Sunday, May 18, 2008

masih ingat sama yang ini ???

Masih ingat sama tulisan saya yang ini, ini, ini, atau yang ini ? saya bikinnya sampe 4 seri, walaupun dengan tokoh yang berbeda. Dan beberapa saat yang lalu blogwalking ke salah satu tokoh dari keempat kisah diatas tepatnya yang ini, eh ternyata ada tulisan ini.

Saya belum mengupas secara tajam setajam silet [maksudnya mau pake kata-kata si Fenny Rose tiap kali opening silet, tapi nggak apal ...] siapa tokoh utama dibalik kisah itu, tapi yang jelas disana ada yang baru ajah resign.

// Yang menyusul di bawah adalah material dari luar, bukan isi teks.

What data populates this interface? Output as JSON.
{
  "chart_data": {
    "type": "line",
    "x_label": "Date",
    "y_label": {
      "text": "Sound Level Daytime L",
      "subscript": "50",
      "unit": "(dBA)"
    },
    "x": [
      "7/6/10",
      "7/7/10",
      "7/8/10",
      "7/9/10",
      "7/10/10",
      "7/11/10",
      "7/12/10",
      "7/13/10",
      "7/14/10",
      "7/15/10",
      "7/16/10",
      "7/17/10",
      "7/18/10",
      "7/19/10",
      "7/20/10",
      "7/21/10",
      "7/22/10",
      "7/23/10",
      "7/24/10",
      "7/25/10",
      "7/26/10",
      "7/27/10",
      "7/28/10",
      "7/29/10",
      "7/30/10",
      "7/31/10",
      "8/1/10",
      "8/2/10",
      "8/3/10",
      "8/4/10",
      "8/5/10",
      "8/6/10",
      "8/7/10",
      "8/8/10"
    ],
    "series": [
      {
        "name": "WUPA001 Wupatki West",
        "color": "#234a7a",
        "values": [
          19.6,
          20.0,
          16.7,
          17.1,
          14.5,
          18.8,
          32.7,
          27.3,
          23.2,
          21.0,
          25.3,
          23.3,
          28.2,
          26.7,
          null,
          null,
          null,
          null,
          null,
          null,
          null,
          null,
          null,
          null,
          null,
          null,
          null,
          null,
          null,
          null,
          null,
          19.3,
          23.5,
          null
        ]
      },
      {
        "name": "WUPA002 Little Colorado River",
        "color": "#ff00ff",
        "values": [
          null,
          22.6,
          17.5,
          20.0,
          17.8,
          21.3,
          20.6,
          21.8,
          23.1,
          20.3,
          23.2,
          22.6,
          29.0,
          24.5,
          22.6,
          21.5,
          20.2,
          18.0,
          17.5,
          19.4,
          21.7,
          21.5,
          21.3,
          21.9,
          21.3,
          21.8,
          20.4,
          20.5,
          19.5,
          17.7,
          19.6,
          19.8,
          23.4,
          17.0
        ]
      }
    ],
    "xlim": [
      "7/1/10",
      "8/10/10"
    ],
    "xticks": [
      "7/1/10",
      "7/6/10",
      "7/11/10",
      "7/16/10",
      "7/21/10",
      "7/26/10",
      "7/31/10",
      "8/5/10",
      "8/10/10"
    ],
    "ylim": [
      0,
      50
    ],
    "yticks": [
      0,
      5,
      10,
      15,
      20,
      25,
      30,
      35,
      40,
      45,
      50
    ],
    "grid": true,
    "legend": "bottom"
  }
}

Btw, sudah lama saya nggak nulis tulisan macam gitu. Bukannya nggak ada ide atau kisah di part 4 itu sudah jadi cerita pamungkas, tapi lebih pada kisah-kisah macam gitu sudah tidak lagi saya filmkan, maaf ... maksudnya saya tulis di blog. Atau kalo nggak saya nggak punya ikatan batin yang dalam [harusnya ikatan batin yang ERAT bukan DALAM] dengan tokoh utamanya.

Eh, tapi saya bener-bener pengen nulis tulisan macam tulisan yang saya maksud itu lho ... tapi masih belum ada pemerannya, entar siapa ya, yang lolos audisi memerankan peran utama cerita seri ke-5 ?

4 comments:

no_one said...

sudah kubaca "sebagian" isi blogmu, coba baca dari teman yang melihatmu dari kejauhan :

Berhentilah Jadi Gelas
Seorang guru sufi mendatangi seorang muridnya ketika
wajahnya belakangan ini selalu tampak murung.

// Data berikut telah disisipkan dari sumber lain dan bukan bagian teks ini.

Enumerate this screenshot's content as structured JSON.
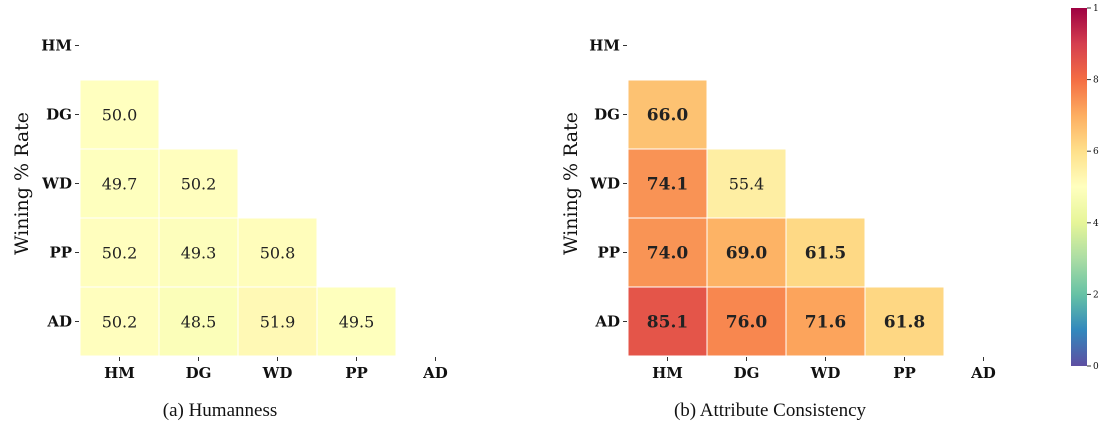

"Kenapa kau selalu murung, nak? Bukankah banyak hal yang
indah di dunia ini? Ke mana perginya wajah bersyukurmu? "
sang Guru bertanya.

"Guru, belakangan ini hidup saya penuh masalah. Sulit bagi
saya untuk tersenyum. Masalah datang seperti tak ada
habis-habisnya, " jawab sang murid muda.

Sang Guru terkekeh. "Nak, ambil segelas air dan dua genggam
garam. Bawalah kemari. Biar kuperbaiki suasana hatimu itu."
Si murid pun beranjak pelan tanpa semangat. Ia laksanakan
permintaan gurunya itu, lalu kembali lagi membawa gelas dan
garam sebagaimana yang diminta.

"Coba ambil segenggam garam, dan masukkan ke segelas air
itu," kata Sang Guru. "Setelah itu coba kau minum airnya
sedikit." Si murid pun melakukannya. Wajahnya kini meringis
karena meminum air asin.

"Bagaimana rasanya?" tanya Sang Guru.

"Asin, dan perutku jadi mual," jawab si murid dengan wajah
yang masih meringis.

Sang Guru terkekeh-kekeh melihat wajah muridnya yang
meringis keasinan.

"Sekarang kau ikut aku." Sang Guru membawa muridnya ke
danau di dekat tempat mereka. "Ambil garam yang tersisa,
dan tebarkan ke danau." Si murid menebarkan segenggam garam
yang tersisa ke danau, tanpa bicara. Rasa asin di mulutnya
belum hilang. Ia ingin meludahkan rasa asin dari mulutnya,
tapi tak dilakukannya. Rasanya tak sopan meludah di hadapan
mursyid, begitu pikirnya.

"Sekarang, coba kau minum air danau itu," kata Sang Guru
sambil mencari batu yang cukup datar untuk didudukinya,
tepat di pinggir danau.

Si murid menangkupkan kedua tangannya, mengambil air danau,
dan membawanya ke mulutnya lalu meneguknya. Ketika air
danau yang dingin dan segar mengalir di tenggorokannya,
Sang Guru bertanya kepadanya, "Bagaimana rasanya?"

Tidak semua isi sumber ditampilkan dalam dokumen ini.